The event lasted from Thursday through Sunday and ended before Indigenous People's Day, a day celebrated federally as Columbus Day on Monday. Havasupai council member Carletta Tilousi saw many different people from tribes like the Navajo, Hopi, Hualapai, San Juan Southern Paiute, Cibecue and Shoshone present at the gathering to heal, eat food, sing, dance and learn about other cultures.
Tilousi appreciated the effort people took to be physically present at the gathering.
“I think it went really well. I think everybody worked hard and we were able to put this together to educate one another, support one another and bring healing to one another,” Tilousi said.
The gathering came on the heels of the Supreme Court’s decision to dismiss the legal challenges to the Northern Arizona Mineral Withdrawal.
The withdrawal banned new uranium mining operations from opening in northern Arizona for 20 years to allow time for scientists to study the possible impacts on the Havasupai water supply. The Supreme Court decision effectively protects the 2011 withdrawal from a judge overturning the ban.

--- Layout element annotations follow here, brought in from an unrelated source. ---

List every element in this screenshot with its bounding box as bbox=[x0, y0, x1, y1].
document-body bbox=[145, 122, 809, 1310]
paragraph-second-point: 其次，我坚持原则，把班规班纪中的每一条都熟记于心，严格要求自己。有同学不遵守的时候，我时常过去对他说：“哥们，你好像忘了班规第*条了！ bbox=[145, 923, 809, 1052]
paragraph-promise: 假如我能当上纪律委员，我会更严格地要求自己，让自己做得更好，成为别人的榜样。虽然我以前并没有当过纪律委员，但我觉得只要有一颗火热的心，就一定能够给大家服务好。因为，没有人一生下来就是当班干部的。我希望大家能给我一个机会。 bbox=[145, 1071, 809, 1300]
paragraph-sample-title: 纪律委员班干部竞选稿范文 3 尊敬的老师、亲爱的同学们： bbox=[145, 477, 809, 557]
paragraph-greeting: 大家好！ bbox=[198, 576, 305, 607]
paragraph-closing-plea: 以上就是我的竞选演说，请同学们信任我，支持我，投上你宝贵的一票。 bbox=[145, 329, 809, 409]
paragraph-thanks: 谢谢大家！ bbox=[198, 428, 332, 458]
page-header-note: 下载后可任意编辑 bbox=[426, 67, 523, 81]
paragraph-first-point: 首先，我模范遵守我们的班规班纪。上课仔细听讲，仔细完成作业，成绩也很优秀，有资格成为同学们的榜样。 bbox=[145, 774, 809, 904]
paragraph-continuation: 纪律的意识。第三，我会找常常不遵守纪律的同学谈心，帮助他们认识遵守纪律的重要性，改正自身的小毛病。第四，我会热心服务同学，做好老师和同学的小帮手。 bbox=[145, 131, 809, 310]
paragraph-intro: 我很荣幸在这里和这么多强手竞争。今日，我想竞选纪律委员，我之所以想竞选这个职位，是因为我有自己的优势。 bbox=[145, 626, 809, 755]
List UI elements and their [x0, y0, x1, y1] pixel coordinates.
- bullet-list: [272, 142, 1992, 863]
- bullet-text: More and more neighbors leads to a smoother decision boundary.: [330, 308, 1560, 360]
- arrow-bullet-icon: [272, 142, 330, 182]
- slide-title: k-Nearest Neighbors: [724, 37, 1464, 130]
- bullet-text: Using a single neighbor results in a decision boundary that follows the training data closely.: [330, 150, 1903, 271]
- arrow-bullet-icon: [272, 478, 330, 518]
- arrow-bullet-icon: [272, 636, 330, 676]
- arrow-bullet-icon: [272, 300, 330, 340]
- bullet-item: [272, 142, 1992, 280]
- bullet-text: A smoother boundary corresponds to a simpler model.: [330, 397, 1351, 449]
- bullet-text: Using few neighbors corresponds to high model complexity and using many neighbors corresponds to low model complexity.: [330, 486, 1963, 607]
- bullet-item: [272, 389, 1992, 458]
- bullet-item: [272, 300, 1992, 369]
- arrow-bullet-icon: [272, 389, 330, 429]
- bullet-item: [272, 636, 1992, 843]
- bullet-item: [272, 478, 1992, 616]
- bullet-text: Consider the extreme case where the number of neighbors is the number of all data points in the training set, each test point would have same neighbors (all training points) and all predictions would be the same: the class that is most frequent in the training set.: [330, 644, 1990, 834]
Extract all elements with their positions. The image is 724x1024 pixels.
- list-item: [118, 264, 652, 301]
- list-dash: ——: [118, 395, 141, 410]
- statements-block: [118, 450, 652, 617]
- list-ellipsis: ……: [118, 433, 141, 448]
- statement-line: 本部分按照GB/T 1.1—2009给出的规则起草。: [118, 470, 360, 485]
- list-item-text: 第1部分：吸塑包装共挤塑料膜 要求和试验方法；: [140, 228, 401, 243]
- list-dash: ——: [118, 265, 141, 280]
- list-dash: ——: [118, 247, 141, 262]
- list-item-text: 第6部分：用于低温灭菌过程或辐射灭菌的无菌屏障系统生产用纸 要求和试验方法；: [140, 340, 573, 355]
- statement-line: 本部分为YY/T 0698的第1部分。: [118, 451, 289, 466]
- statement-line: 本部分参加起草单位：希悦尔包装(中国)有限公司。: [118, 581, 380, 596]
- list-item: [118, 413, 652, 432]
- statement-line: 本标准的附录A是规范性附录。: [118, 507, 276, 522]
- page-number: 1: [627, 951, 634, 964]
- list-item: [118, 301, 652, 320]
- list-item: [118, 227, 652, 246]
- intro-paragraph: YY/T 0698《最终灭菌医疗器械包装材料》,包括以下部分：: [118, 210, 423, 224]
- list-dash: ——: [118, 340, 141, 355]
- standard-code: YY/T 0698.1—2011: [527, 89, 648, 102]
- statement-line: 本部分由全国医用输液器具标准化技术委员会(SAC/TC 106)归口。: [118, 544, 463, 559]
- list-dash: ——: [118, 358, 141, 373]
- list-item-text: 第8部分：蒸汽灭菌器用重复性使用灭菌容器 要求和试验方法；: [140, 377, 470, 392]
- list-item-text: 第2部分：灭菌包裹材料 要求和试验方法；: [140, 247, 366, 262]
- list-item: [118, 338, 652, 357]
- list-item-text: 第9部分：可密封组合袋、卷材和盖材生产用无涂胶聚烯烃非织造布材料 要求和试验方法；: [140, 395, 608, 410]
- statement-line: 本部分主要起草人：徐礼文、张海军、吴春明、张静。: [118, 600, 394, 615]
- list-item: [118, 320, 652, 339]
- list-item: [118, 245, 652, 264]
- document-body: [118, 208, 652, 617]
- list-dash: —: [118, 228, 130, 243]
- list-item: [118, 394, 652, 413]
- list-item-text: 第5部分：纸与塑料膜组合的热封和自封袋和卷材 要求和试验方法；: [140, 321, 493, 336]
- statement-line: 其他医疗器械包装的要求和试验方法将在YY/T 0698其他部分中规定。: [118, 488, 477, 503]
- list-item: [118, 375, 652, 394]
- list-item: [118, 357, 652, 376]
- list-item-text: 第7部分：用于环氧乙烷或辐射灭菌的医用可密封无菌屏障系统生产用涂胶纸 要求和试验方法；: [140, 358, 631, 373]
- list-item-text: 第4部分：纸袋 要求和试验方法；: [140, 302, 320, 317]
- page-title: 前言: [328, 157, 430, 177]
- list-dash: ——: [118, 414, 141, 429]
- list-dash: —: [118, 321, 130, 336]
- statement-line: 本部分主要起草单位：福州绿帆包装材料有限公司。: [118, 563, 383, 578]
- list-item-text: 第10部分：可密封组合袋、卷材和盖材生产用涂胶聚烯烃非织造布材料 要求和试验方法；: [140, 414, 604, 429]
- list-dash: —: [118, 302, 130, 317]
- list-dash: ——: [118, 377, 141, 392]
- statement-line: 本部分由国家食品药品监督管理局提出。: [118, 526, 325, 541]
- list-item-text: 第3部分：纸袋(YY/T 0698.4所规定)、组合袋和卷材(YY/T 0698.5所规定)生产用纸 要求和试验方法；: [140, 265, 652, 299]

And while the current presidential administration could still revoke the ban, Muriel Coochwytewa, chairwoman of the Havasupai Tribe, still considers the dismissal a victory.
“We have shown that the Havasupai Tribe, although we may be few in numbers, speak powerfully when our voices are joined and amplified with other people who care too much to stay silent,” Coochwytewa said.
Many in attendance also spoke out against the way the Havasupai have been treated by the federal government and by corporations looking to mine uranium ore. Leona Morgan, Haul No organizer, was in attendance to speak out against the actions by local mining that could have a serious impact on the Havasupai.
“I think it’s a blatant disregard of the Havasupai presence of this land since time in memorium,” Leona said. “As Diné (Navajo) I’m just here to support the Havasupai.”
Joseph Tessay, of the Cibecue Tribe on the Fort-Apache reservation, said he’s been invited to places like Standing Rock to share his songs about how the world came to be and different elements of life. He was happy to learn and share with other tribes at the gathering.
“I enjoy showing my culture, showcasing and letting the world that we as Apache still think our culture is strong,” Tessay said.
As the clouds rolled over the landscape during the gathering, Red Butte and the surrounding land stood as a reminder of what the Havasupai believe had been taken from them.
“This is our original homeland,” Tilousi said. “We’re basically just coming home and paying homage to our sacred places, and we invited other tribes to join us in this experience.”